Wann ich mich zum ersten Mal „alt“ fühlte – und warum das heute okay ist XXX

Impuls zum Einsteigen 🕒 2 Min.
Überwiegend KI-generiert · Gemini
Quelle: KI-generiert mit Leonardo.AI · 🤖 KI-generiert (Leonardo.AI)
Quelle: KI-generiert mit Leonardo.AI · 🤖 KI-generiert (Leonardo.AI)


Ich weiß noch genau, wann es passierte. Es war kein runder Geburtstag und auch kein Blick in den Spiegel. Es war dieser eine Moment, als ich einem jungen Menschen ein technisches Gerät erklären wollte, das für mich „brandneu“ war – und er mich ansah, als würde ich gerade die Funktionsweise eines Faustkeils beschreiben. Oder vielleicht war es der Tag, an dem ich im Radio ein Lied hörte, das ich unter „aktuelle Hits“ verbucht hatte, nur um vom Moderator zu erfahren, dass dies ein „Klassiker aus dem letzten Jahrtausend“ sei.

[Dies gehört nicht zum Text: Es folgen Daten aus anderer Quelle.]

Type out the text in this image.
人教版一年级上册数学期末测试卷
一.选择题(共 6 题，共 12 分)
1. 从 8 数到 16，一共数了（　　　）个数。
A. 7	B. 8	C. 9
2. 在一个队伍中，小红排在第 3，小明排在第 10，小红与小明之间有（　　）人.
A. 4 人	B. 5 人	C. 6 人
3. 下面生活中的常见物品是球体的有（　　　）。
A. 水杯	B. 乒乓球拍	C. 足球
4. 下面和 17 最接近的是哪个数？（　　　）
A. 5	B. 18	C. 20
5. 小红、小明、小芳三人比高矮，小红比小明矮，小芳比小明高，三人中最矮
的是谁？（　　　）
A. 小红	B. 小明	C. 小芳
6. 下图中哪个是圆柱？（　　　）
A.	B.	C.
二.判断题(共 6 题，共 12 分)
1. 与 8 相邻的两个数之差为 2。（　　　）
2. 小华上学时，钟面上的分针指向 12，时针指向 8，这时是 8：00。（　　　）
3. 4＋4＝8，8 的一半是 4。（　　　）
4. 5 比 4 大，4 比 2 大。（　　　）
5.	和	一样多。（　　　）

In diesem Augenblick sackte mir kurz das Herz in die Hose. „Jetzt ist es so weit“, dachte ich. „Ich bin alt.“

Der Schreckmoment und die neue Freiheit

Früher war das Altwerden für mich ein Gespenst, das am Horizont lauerte. Man versuchte es mit Cremes, Sport oder jugendlicher Kleidung zu vertreiben. Aber als dieser Moment der Erkenntnis dann wirklich da war, passierte etwas Seltsames: Nach dem ersten Schreck stellte sich eine ungeahnte Erleichterung ein.

Ich begriff mit einer plötzlichen Klarheit, dass ich nicht mehr versuchen muss, bei allem mitzuhalten. Ich muss nicht mehr wissen, wer gerade die Charts stürmt oder welche neue App man unbedingt braucht, um „dazuzugehören“. Dieses „Alt-Fühlen“ war in Wahrheit der Eintrittsschein in eine neue Freiheit. Ich darf jetzt Prioritäten setzen. Ich darf sagen: „Das ist mir zu laut, zu schnell oder einfach zu albern.“

Warum „alt“ eigentlich ein Kompliment ist

Ich profitiere heute von der Gelassenheit, die nur die Jahre mit sich bringen. Alt zu sein bedeutet ja vor allem: Ich habe überlebt. Ich habe Erfahrungen gesammelt, Stürme überstanden und gelernt, was wirklich zählt. Wenn ich mich heute „alt“ fühle, dann meine ich damit eigentlich: Ich bin satt an Erlebnissen. Ich habe einen Erfahrungsreichtum, den man nicht kaufen oder abkürzen kann.

Es ist okay, wenn die Knie morgens manchmal knacken oder wenn man bei einer Party die Erste ist, die nach Hause geht. Es ist okay, weil wir uns nichts mehr beweisen müssen. Wir haben die Pflicht zur Coolness gegen das Recht auf Gemütlichkeit und Tiefe eingetauscht. Und ganz ehrlich? Das ist ein verdammt guter Deal.


Dieser Beitrag gehört zur Kategorie Lebensweg und Rückblick und nutzt den Tag Klarheit – denn es braucht Mut, das eigene Alter nicht nur zu akzeptieren, sondern zu feiern.

und warum das heute okay istQuelle: KI-generiert mit Leonardo.AI · 🤖 KI-generiert (Leonardo.AI)
Um mitzudiskutieren, melde dich bitte an.
⚠️ Inhalt melden

DSA-konform: Meldungen werden binnen 24 Stunden bearbeitet.